Il y a dans toutes ces transformations une nécessité d’adaptation qui va peut-être prendre encore plusieurs générations. Pour auto-générer un but dans la vie. Pour transformer nos modes de fonctionnement archaïques, des choses assimilées depuis des millénaires. J’en parlais dans l’article sur la surconsommation par exemple, mais le simple fait que depuis 100 ans on ait pu explorer le contenu du cerveau, de manière individuelle via la thérapie, l’analyse ou de manière collective via des études, prouve à quel point il y a encore des changements à venir. Notre connaissance de nous-mêmes est une discipline qui se construit de génération en génération. Mes parents ont commencé à s’interroger sur leurs échecs et leurs réussites une fois qu’ils y étaient confrontés. J’aime croire que le travail que je fais depuis 2 ans prend la suite directe de ce qu’ils ont commencé à réaliser. En éveillant ma conscience de manière prématurée, j’anticipe sur bien des étapes et des réflexions, et j’en découvre d’autres.

J’aime cette idée de continuité.

Pour conclure cet article bien long, et qui part un peu dans tous les sens j’en ai bien conscience, je voulais prendre le temps de reposer tout ce qui m’a aidé pour accepter la dépression.

  • Prendre conscience de l’état en observant ce qui ne va pas ou ce qui fonctionne différemment par rapport à d’habitude
  • Mettre des mots sur ce qui se passe, que ce soit les siens ou ceux des autres.
  • Chercher à comprendre les racines du problème.
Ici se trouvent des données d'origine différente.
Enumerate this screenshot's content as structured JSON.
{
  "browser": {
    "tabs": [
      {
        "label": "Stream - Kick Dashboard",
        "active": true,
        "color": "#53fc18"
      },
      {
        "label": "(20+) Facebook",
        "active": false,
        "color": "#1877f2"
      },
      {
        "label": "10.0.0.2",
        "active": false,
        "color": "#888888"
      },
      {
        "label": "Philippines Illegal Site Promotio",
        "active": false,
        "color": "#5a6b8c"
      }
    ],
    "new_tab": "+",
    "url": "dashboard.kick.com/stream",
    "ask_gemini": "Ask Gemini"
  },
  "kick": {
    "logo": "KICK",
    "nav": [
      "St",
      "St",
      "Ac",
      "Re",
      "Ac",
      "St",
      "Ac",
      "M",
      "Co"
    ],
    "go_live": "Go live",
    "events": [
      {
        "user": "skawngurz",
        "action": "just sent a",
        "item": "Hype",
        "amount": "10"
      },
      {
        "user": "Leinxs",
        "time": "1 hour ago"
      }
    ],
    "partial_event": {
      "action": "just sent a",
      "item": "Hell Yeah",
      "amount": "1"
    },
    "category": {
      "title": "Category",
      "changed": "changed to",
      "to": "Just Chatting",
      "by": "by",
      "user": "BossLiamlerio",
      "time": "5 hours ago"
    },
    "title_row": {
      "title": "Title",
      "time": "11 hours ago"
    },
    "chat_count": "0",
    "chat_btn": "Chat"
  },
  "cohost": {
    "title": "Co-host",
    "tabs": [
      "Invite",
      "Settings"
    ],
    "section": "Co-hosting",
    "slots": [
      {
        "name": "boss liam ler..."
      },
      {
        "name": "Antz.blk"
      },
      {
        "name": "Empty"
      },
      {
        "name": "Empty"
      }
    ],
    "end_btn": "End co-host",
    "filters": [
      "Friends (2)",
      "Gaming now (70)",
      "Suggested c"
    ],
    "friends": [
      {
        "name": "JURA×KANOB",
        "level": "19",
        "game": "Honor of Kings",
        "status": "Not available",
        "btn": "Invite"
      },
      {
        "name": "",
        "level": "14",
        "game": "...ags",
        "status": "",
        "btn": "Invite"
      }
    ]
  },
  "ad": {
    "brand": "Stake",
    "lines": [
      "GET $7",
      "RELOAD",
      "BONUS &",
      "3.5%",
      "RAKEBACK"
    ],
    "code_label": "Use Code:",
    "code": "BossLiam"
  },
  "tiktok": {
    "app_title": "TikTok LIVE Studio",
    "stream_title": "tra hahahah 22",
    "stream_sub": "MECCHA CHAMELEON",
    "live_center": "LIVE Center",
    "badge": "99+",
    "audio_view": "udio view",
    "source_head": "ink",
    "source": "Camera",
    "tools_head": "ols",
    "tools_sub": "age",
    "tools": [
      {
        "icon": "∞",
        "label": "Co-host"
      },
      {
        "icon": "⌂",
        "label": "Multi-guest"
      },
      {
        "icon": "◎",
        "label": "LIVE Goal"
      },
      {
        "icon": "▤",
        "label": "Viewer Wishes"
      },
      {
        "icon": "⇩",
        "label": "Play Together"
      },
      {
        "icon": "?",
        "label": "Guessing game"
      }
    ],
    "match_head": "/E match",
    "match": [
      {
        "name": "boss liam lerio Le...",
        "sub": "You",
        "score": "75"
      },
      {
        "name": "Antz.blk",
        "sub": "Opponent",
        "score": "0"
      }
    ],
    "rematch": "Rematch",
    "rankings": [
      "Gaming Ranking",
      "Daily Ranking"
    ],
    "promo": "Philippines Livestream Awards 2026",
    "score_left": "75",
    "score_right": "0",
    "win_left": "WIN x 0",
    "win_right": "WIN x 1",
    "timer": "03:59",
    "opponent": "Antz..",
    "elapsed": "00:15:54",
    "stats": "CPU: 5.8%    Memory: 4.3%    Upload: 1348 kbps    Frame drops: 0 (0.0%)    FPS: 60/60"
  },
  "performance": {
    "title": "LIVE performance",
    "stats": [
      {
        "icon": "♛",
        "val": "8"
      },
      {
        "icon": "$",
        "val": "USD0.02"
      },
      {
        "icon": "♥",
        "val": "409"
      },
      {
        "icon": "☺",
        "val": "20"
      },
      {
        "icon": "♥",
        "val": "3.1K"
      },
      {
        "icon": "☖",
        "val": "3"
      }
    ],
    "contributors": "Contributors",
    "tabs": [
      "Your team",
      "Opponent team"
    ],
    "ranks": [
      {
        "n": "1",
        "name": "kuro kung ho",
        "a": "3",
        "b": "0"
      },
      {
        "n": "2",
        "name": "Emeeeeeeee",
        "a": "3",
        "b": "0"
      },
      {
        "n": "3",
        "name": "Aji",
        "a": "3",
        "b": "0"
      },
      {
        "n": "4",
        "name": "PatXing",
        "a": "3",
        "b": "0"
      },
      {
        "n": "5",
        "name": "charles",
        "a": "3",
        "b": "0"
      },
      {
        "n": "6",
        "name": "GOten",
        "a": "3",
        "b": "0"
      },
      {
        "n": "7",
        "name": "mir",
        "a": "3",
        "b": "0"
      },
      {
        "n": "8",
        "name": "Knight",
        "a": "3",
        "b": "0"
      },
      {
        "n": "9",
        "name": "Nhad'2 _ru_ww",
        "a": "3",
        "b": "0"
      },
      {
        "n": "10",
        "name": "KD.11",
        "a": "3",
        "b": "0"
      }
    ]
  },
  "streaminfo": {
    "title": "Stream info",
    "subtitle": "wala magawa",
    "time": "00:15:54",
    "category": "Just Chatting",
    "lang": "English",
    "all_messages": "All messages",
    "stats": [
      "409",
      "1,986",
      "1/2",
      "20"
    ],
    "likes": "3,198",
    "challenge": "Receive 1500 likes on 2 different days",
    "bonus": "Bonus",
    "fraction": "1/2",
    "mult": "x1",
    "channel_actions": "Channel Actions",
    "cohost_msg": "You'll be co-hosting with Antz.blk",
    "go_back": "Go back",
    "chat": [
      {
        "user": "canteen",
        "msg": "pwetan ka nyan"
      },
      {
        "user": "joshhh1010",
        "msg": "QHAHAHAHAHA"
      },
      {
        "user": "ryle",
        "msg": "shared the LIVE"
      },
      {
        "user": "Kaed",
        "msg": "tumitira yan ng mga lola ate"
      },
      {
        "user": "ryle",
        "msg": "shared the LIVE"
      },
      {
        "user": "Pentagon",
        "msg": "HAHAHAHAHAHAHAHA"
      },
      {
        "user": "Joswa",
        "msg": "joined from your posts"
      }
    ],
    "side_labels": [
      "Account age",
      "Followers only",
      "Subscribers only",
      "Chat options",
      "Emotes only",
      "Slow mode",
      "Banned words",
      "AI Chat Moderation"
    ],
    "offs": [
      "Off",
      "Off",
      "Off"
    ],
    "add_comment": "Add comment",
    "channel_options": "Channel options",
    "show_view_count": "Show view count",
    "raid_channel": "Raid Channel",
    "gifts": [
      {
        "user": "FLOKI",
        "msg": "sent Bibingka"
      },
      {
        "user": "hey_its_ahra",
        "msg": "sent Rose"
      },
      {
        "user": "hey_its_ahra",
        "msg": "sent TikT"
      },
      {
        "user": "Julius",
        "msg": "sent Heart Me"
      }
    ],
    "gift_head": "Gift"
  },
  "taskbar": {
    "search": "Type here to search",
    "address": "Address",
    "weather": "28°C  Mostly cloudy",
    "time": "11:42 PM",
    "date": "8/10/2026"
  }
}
Aujourd’hui, j’en suis là, je tourne en boucle en observant ce que j’arrive mieux à faire et ce que je n’arrive pas à faire. Je continue de mettre des mots, petit à petit et je cherche toujours à comprendre.

Si vous avez déjà vécu ces épisodes, dîtes-moi ce qui vous a aidé en commentaire, je suis de tout cœur avec vous. Et si vous n’avez jamais effleuré cet état, je suis contente pour vous, et je ne vous le souhaite pas. En revanche please, essayez d’écouter quand on vous en parle, sans chercher de solutions pour l’autre. Il ne vous entendra pas, et c’est à lui de les trouver petit à petit.